Overseas visitor stats: visiting friends and relatives

29th July, 2015

Visitor numbers include all non-residents visiting Ireland; that is, people who will declare to those collecting the statistics for the CSO that they live somewhere else other than Ireland, regardless of their citizenship.


The surveys have always been collected on this basis, therefore we are comparing like with like when comparing to earlier years.  Purpose of visit is also collected e.g. business, holiday or visiting friends and relatives (VFR) but it is important to point out that in many cases VFRs are also on their holidays, stay in paid accommodation and make a significant contribution to our economy when visiting (in Q1 2015 there were 284,000 bednights in hotels by visitors whose purpose was to ‘visit to friends / relatives’.  In that regard, non-resident Irish citizens travelling to Ireland have always been a feature of our visitor statistics, as they are for many other countries with extensive diasporas.

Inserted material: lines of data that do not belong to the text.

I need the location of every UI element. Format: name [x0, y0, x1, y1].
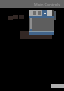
staticText: Main Controls	[34, 2, 61, 7]
button[interactable]	[29, 10, 54, 35]
button[interactable]: Main Controls	[0, 0, 64, 8]
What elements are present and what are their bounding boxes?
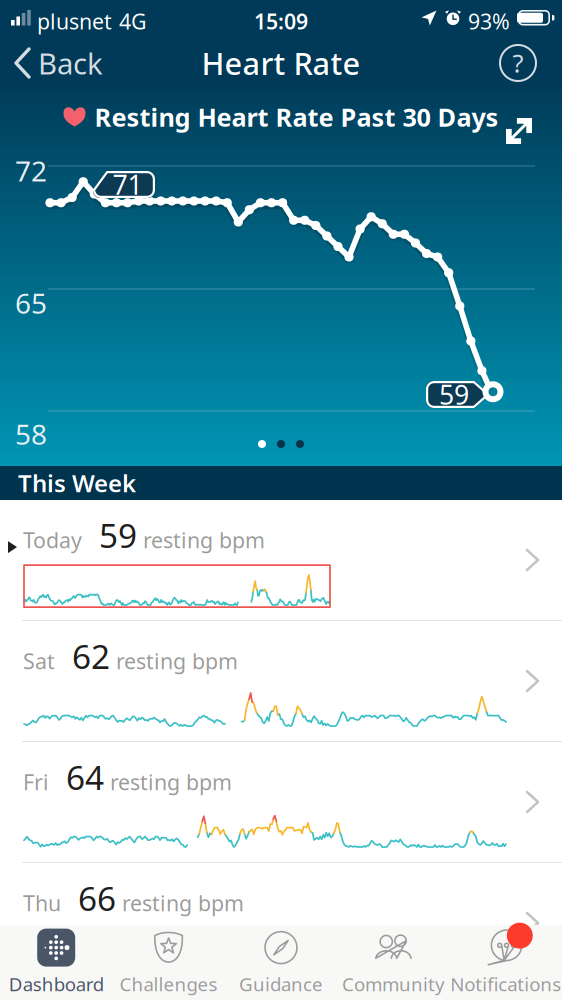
button[interactable]: Fri [0,742,562,862]
staticText: plusnet [37,7,112,35]
button[interactable]: Sat [0,621,562,741]
staticText: 64 [66,755,104,799]
button[interactable]: Dashboard [0,929,112,996]
staticText: Community [342,972,445,996]
staticText: resting bpm [143,526,265,554]
staticText: resting bpm [110,768,232,796]
button[interactable]: Notifications [450,929,562,996]
button[interactable]: Today [0,500,562,620]
button[interactable]: Community [337,929,450,996]
button[interactable]: Back [0,38,103,88]
staticText: Today [23,526,82,554]
staticText: 62 [72,634,110,678]
staticText: This Week [18,467,136,499]
staticText: resting bpm [116,647,238,675]
staticText: Fri [23,768,49,796]
staticText: 66 [78,876,116,920]
staticText: Challenges [120,972,218,996]
staticText: 65 [15,284,47,321]
staticText: 59 [439,377,469,412]
button[interactable]: Challenges [112,929,225,996]
staticText: 93% [468,7,510,35]
staticText: Resting Heart Rate Past 30 Days [94,100,498,134]
staticText: Back [38,44,103,82]
staticText: ? [512,46,524,80]
button[interactable]: Help [500,45,562,81]
button[interactable]: Guidance [225,929,337,996]
staticText: resting bpm [122,889,244,917]
staticText: Dashboard [9,972,104,996]
staticText: Heart Rate [202,43,360,83]
staticText: 58 [15,415,47,453]
staticText: 72 [15,152,47,189]
button[interactable]: Thu [0,863,562,983]
staticText: Guidance [239,972,323,996]
staticText: 71 [112,167,142,202]
button[interactable]: Expand chart [496,108,542,154]
staticText: 59 [99,513,137,557]
staticText: Sat [23,647,55,675]
staticText: Thu [23,889,61,917]
staticText: Notifications [450,972,561,996]
staticText: 4G [119,7,147,35]
staticText: 15:09 [254,7,308,35]
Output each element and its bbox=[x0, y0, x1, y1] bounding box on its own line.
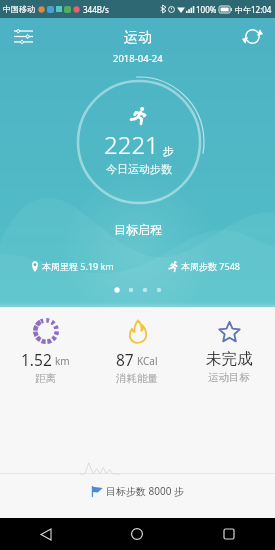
staticText: 目标步数 8000 步 bbox=[106, 484, 185, 498]
staticText: 运动目标 bbox=[208, 371, 250, 384]
button[interactable]: Settings bbox=[8, 21, 38, 51]
button[interactable]: Back bbox=[0, 518, 91, 550]
staticText: 2221 bbox=[104, 128, 159, 161]
staticText: km bbox=[55, 354, 70, 368]
staticText: 距离 bbox=[35, 372, 56, 385]
staticText: 100% bbox=[196, 4, 217, 15]
staticText: 1.52 bbox=[21, 349, 52, 370]
button[interactable]: 87 bbox=[91, 315, 183, 387]
staticText: 本周步数 7548 bbox=[181, 260, 240, 272]
staticText: 本周里程 5.19 km bbox=[42, 260, 114, 272]
staticText: 运动 bbox=[124, 29, 152, 47]
staticText: KCal bbox=[137, 354, 158, 368]
staticText: 87 bbox=[116, 349, 134, 370]
staticText: 今日运动步数 bbox=[106, 162, 172, 176]
button[interactable]: Recent apps bbox=[183, 518, 275, 550]
button[interactable]: Home bbox=[91, 518, 183, 550]
staticText: 未完成 bbox=[206, 349, 253, 369]
button[interactable]: 目标步数 8000 步 bbox=[91, 484, 185, 498]
button[interactable]: 1.52 bbox=[0, 315, 91, 387]
button[interactable]: 目标启程 bbox=[108, 220, 168, 239]
staticText: 步 bbox=[163, 144, 174, 158]
button[interactable]: 未完成 bbox=[183, 315, 275, 386]
staticText: 目标启程 bbox=[114, 222, 162, 237]
staticText: 消耗能量 bbox=[116, 372, 158, 385]
staticText: 344B/s bbox=[83, 4, 109, 15]
staticText: 2018-04-24 bbox=[113, 52, 163, 65]
button[interactable]: Refresh bbox=[237, 21, 267, 51]
staticText: 中午12:04 bbox=[235, 4, 272, 15]
staticText: 中国移动 bbox=[3, 4, 35, 14]
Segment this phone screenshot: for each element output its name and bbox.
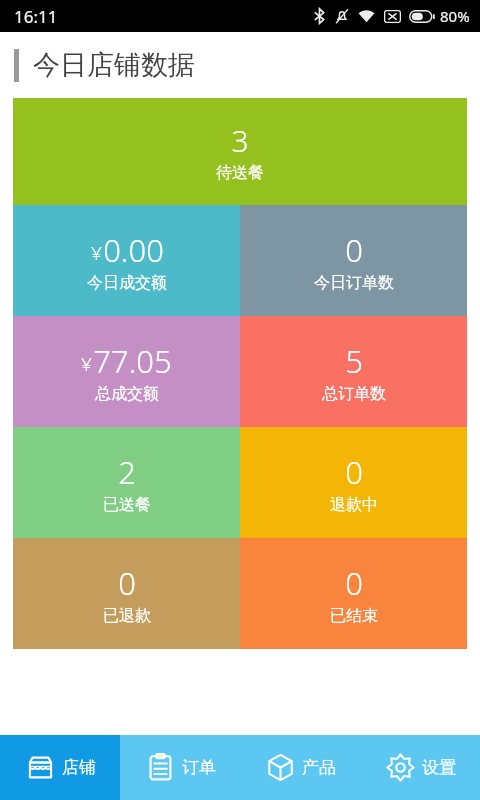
staticText: 0	[118, 562, 136, 604]
button[interactable]: 产品	[240, 735, 360, 800]
staticText: 3	[231, 120, 249, 161]
button[interactable]: 3	[13, 98, 467, 205]
staticText: 设置	[422, 757, 456, 778]
button[interactable]: 0	[240, 205, 467, 316]
staticText: 已退款	[103, 606, 151, 626]
button[interactable]: ¥	[13, 316, 240, 427]
button[interactable]: 5	[240, 316, 467, 427]
staticText: 16:11	[14, 5, 58, 28]
staticText: 0	[345, 229, 363, 271]
button[interactable]: 0	[240, 427, 467, 538]
button[interactable]: 0	[13, 538, 240, 649]
staticText: 退款中	[330, 495, 378, 515]
button[interactable]: 订单	[120, 735, 240, 800]
staticText: 0.00	[103, 229, 164, 271]
staticText: 待送餐	[216, 163, 264, 183]
staticText: ¥	[81, 351, 92, 377]
staticText: 已结束	[330, 606, 378, 626]
staticText: 产品	[302, 757, 336, 778]
staticText: 77.05	[93, 340, 172, 382]
button[interactable]: 2	[13, 427, 240, 538]
button[interactable]: ¥	[13, 205, 240, 316]
staticText: 80%	[440, 6, 470, 26]
staticText: 总成交额	[95, 384, 159, 404]
button[interactable]: 0	[240, 538, 467, 649]
staticText: 5	[345, 340, 363, 382]
staticText: 已送餐	[103, 495, 151, 515]
staticText: 2	[118, 451, 136, 493]
button[interactable]: 店铺	[0, 735, 120, 800]
staticText: 总订单数	[322, 384, 386, 404]
staticText: 店铺	[62, 757, 96, 778]
staticText: 今日成交额	[87, 273, 167, 293]
staticText: 0	[345, 562, 363, 604]
button[interactable]: 设置	[360, 735, 480, 800]
staticText: 订单	[182, 757, 216, 778]
staticText: 今日店铺数据	[33, 48, 195, 82]
staticText: 今日订单数	[314, 273, 394, 293]
staticText: ¥	[91, 240, 102, 266]
staticText: 0	[345, 451, 363, 493]
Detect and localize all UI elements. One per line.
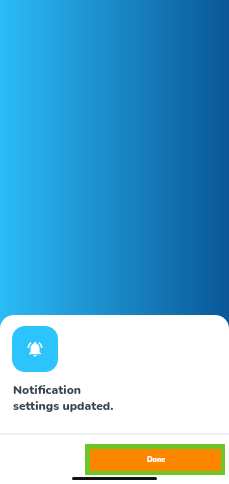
button[interactable]: Done — [90, 449, 221, 471]
staticText: Done — [147, 455, 166, 465]
staticText: Notification settings updated. — [13, 382, 114, 414]
other: Notifications — [12, 326, 58, 372]
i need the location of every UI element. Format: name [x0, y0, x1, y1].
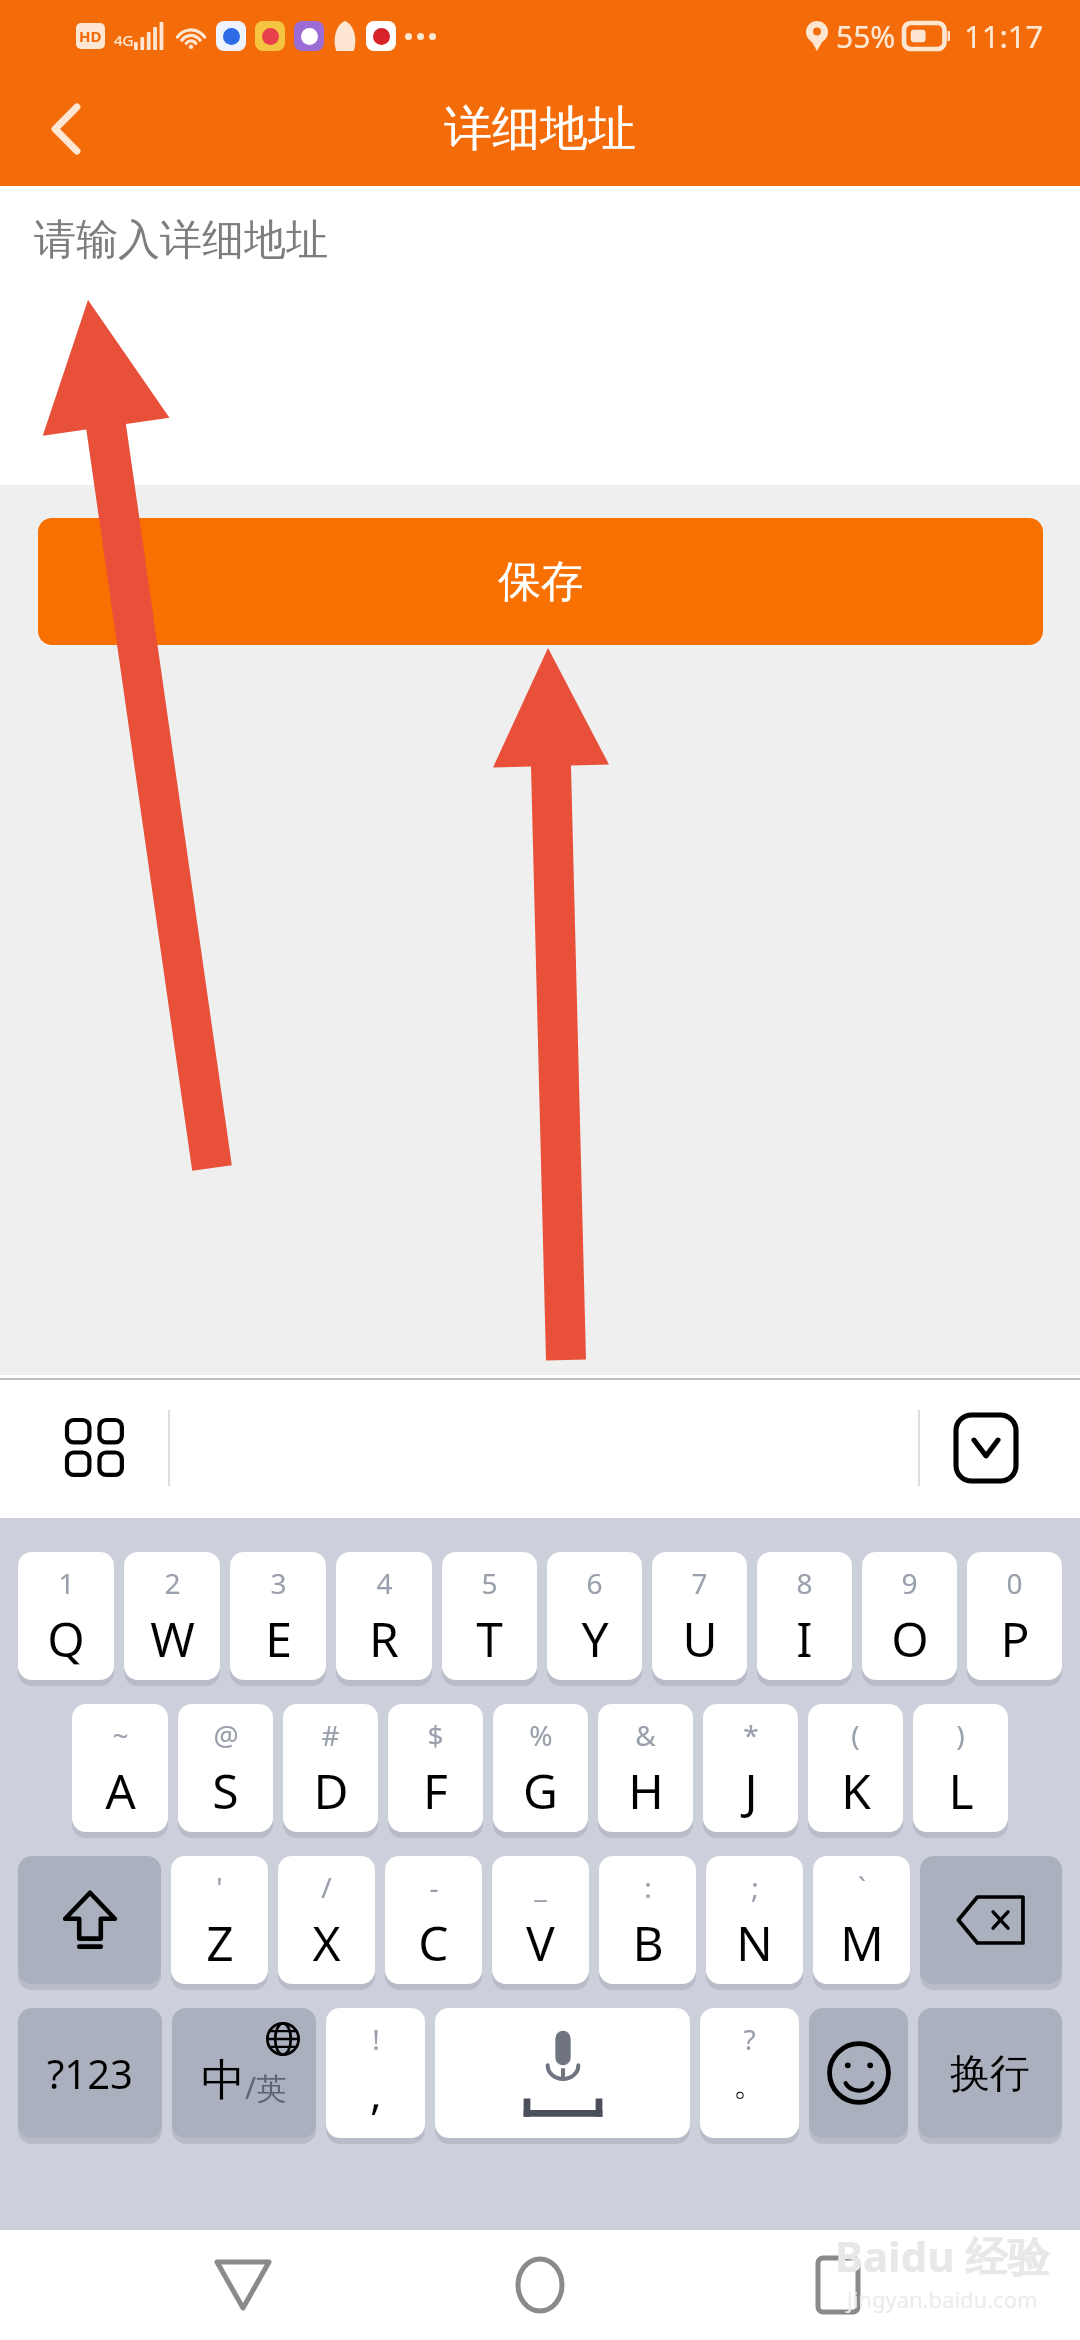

Furthermore, any suggestion that Irish emigrants returning home for holidays are causing a skewed impression of tourism performance is not supported by CSO data.  A separate CSO survey, called ‘Tourism and Travel’ shows that, for the first quarter of 2015, bednights in all forms of visitor accommodation are up, except ‘visiting friends and relatives’, which was actually down on the same period in 2014.


While this more detailed survey has a longer time lag than ‘Overseas Travel’, it is reasonable to expect that the strong figures for overseas visits in the period Jan-Jun 2015, published last week, will translate into continued growth in paid visitor accommodation bednights.


It is also worth noting that the most recent data from the CSO  that show the purpose of a visit (Qtr 1) has shown that those coming here for holiday/leisure purposes (i.e. not for ‘visiting friends and relatives’ or ‘business’ or ‘other’) increased by 13.3% compared to the same period of 2014.


The official CSO definition of a ‘visitor’ is in line with what Eurostat, the European Statistical Office, uses. It is: ‘any person travelling to a place other than that of his/her usual environment for less than twelve months and whose main purpose is other than the exercise of an activity remunerated from within the place visited’.